Tuesday, July 17, 2007
Changing the Earth
“A man may fish with the worm that hath eat of a king, and eat of the fish that hath fed of that worm.” –from "Hamlet," William Shakespeare
Is it any wonder that we feel squeamish about worms? Amy Stewart uses this quote in her book "The Earth Moved" to illustrate our association of earthworms with death and decay, but also the transformative power of earthworms. Through the action of earthworms, "...a king may go a progress through the guts of a beggar," as Hamlet says. Earthworms are great levelers; we all become food for them no matter who we are.

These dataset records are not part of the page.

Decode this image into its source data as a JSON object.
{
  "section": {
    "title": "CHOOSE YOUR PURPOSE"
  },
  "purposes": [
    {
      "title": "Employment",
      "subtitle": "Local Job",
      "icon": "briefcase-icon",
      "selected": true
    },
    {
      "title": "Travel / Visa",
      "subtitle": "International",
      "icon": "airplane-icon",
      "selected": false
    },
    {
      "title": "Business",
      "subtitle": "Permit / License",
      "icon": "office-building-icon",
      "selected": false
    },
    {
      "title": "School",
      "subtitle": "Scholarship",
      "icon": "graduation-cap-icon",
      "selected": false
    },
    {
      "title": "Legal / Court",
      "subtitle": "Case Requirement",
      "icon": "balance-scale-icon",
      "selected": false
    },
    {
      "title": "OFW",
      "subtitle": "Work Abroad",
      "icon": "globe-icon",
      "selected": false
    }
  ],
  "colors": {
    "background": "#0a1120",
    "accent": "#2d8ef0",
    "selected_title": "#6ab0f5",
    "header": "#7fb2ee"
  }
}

I like to think of Stewart's book as reconditioning our thoughts about earthworms--like my uttering "Nice worm!" when I see a particularly long one in my garden. Here's another passage by Stewart that I like; it makes me imagine that writing a blog is a little like the action of earthworms:
"Worms are ruminators; they sift through whatever surrounds them, turn it over, explore it, move through it. They are deliberate creatures, in no great hurry, but always in motion, twisting and burrowing, shrinking and contracting, and eating. They spend their lives in a kind of active mediation, working through the detritus in which they live, the bits of leaves and grass and particles of soil. For a being with such a simple brain, a worm seems, in this way, almost thoughtful."

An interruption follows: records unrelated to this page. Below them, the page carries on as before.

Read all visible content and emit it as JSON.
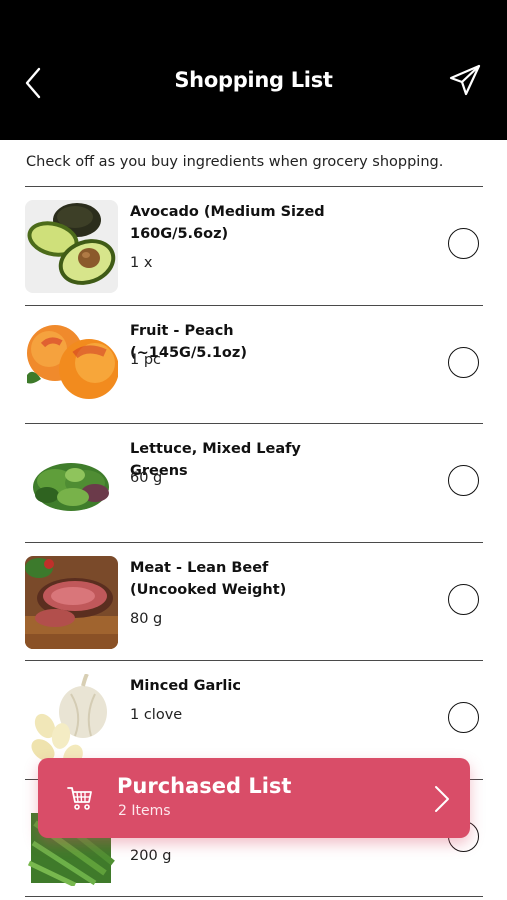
{
  "header": {
    "title": "Shopping List",
    "back_icon": "chevron-left-icon",
    "send_icon": "paper-plane-icon"
  },
  "subtitle": "Check off as you buy ingredients when grocery shopping.",
  "items": [
    {
      "name": "Avocado (Medium Sized 160G/5.6oz)",
      "qty": "1 x",
      "image": "avocado",
      "checked": false
    },
    {
      "name": "Fruit - Peach (~145G/5.1oz)",
      "qty": "1 pc",
      "image": "peach",
      "checked": false
    },
    {
      "name": "Lettuce, Mixed Leafy Greens",
      "qty": "60 g",
      "image": "lettuce",
      "checked": false
    },
    {
      "name": "Meat - Lean Beef (Uncooked Weight)",
      "qty": "80 g",
      "image": "beef",
      "checked": false
    },
    {
      "name": "Minced Garlic",
      "qty": "1 clove",
      "image": "garlic",
      "checked": false
    },
    {
      "name": "",
      "qty": "200 g",
      "image": "green-beans",
      "checked": false
    }
  ],
  "purchased": {
    "title": "Purchased List",
    "count": "2 Items",
    "icon": "shopping-cart-icon",
    "color": "#d94d68"
  }
}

If earthworms can change the earth through consuming what's around them, maybe all the thousands (millions) of blogs digesting our world can do the same. Each blog is like one earthworm's casting (I guess that would make me an earthworm). And blogs are levelers, too; it doesn't take much to create one. Taken all together the blogs enrich and nourish our intellectual life and create a fertile ground in which people can connect and ideas can flourish. Have I beaten this metaphor into the ground?